I am thinking about gender.

As a very small child, I thought, why would my being female have ANYTHING to do with jobs and roles? Ok, I can carry a pregnacy and a male can't (yet) but otherwise....

I don't get gender, I don't care, and I don't want it to get in my way. I don't want to be put in that box. And I never have. I thought, if I love someone and I'm an adult and they are an adult, who cares? I don't care. I decided by college that I must be bi because hey, I am not ruling out half the humans. How narrow and isolating.

Also, marriage. The job of wife looked horrible. First of all, half get divorced. Then they were scorned poor failures as women: single mothers. And damn it, the men seemed to mostly abandon the kids and get a new wife. That was my impression in the 1970s. The men had new kids. I wanted nothing to do with housework. My mother was NOT a homemaker. She was an artist. That was first. She didn't make money at it, but then, she'd inherited money and was "independently wealthy at a poverty level". Her art, my father and my sister and I were the important things. Housework was a distant and resented last. She did most of the cooking, mostly because she really liked food. She did not want to do much more housework than my father. So not much was done. We did not die from dust bunnies and really, she could be fabulous fun. The kitchen a towering mess from dying Easter eggs, from a watermelon seed fight, from paper mache. That was what was important: art, music, books, food, conversation.

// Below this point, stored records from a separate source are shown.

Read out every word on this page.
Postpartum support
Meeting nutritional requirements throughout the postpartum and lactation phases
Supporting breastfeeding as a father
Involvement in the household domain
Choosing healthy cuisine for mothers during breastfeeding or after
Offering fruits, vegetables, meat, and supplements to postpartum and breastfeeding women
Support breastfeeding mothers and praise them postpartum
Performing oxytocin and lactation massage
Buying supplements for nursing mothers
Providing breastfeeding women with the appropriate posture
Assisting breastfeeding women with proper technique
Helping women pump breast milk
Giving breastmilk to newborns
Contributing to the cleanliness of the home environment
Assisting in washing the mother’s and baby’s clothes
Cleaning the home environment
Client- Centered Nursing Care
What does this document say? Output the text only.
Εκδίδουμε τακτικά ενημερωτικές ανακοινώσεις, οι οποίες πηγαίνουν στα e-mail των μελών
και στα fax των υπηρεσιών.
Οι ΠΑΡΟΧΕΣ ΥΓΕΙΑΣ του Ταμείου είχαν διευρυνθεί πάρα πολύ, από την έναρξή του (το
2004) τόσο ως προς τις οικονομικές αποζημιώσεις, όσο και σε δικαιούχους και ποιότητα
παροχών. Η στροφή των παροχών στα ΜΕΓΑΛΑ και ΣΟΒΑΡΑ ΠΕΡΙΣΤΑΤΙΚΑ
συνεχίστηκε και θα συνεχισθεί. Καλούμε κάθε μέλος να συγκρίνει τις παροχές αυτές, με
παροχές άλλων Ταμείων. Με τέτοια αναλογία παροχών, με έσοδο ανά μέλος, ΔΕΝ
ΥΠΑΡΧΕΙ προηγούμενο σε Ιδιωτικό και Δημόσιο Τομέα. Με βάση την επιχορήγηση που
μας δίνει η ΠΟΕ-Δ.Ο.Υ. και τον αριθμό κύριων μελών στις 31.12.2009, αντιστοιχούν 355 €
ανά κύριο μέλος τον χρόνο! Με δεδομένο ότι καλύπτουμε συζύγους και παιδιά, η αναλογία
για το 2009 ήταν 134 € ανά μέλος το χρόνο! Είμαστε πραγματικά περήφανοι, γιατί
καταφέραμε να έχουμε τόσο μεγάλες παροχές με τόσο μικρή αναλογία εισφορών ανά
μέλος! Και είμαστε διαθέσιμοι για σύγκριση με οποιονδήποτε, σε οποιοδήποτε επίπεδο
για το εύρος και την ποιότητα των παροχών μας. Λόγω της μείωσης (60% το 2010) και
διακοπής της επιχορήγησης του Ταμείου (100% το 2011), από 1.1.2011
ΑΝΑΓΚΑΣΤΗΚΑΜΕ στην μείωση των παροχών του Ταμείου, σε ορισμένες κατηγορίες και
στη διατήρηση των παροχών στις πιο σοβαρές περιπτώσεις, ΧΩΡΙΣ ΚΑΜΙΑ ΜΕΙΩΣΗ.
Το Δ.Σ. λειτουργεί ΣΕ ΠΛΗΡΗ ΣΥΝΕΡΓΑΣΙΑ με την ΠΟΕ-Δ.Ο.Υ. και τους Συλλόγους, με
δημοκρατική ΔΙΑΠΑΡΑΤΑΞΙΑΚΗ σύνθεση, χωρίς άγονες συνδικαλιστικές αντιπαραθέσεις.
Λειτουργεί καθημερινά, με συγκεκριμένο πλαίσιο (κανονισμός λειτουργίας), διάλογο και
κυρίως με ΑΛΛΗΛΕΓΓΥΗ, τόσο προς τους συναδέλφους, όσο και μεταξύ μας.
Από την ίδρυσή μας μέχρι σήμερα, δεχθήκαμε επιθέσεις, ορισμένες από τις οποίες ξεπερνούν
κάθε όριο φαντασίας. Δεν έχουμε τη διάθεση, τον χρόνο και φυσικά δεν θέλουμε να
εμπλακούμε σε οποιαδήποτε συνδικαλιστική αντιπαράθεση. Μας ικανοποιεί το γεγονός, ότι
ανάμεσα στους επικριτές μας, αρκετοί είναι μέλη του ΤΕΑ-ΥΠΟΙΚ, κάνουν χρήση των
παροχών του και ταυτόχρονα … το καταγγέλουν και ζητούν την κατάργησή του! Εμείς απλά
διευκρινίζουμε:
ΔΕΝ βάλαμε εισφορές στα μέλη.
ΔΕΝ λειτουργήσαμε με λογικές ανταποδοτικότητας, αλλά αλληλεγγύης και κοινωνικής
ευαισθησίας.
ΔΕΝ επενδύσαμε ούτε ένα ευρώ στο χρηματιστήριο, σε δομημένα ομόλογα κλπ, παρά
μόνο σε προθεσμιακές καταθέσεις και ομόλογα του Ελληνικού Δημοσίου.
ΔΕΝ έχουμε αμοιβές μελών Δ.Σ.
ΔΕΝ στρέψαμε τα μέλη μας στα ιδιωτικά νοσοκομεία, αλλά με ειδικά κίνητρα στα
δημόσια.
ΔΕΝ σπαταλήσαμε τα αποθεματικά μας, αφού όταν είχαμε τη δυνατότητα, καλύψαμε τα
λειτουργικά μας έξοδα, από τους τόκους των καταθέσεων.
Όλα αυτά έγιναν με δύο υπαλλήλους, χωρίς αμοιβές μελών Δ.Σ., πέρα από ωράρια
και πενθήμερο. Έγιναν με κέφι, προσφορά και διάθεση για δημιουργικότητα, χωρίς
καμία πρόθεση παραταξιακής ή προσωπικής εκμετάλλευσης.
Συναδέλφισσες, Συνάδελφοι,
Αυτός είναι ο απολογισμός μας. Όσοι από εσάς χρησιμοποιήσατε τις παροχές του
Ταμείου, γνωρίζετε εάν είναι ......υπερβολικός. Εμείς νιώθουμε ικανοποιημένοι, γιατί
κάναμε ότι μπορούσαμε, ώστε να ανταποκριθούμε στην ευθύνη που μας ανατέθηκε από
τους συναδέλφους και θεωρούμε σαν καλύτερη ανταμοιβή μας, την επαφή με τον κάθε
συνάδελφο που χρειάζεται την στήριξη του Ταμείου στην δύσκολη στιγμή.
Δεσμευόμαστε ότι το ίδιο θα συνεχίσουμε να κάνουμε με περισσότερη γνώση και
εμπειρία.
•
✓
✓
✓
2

I was quite clear. I wanted kids AND a career. Because marriages, well, you have a 50% chance. And anyhow, I am not an artist. I wanted to be a writer, but on terms like my mother. That is, write what I want, when I want, develop it the way I want. So, need a career because I was not independently wealthy at a poverty level. What was God thinking? How unfair.

Medical school and a husband, a househusband. We agreed that he'd stay home until the kids were in school and daycare. And he didn't want a career, he said. He just wanted a job when it came time.

Then later he said, no, he didn't want the job. And he didn't want to be a househusband. Uh, so, um, what is door number three? I slowly realized that he needed me to kick him out because our son was 12. My husband needed distance to mature, out of sight of his son. Ok, I thought, that is unfortunate but you married a tough enough woman to do the right thing. I kicked him out and he went back to school and got an RN. He's worked ever since. Much to everyone's surprise, except mine. I thought there was still something in there. He was doing the right thing for our kids even though that was not what anyone thought. And he stayed in contact and still does and helps support them.

When we first got married a male friend asked, "So if you are a doctor and he stays home, will your children be ax murderers?" The male friend was half serious. So far so good, no ax murderers. I didn't even murder the friend.

And gender. Back to gender. I just don't enjoy housecleaning and I am interested in a lot of things. I am busy. I come home from clinic and it's awfully hard to cook after that. I found some photos from residency recently. I started internship with a six month old: I look really really beyond tired. I would come home and stay awake for a while to have time with my husband and son.

I am ready for a new box on the forms. Not male. Not female. Depends on the day. Don't care. I want to check undecided and I am comfortable there.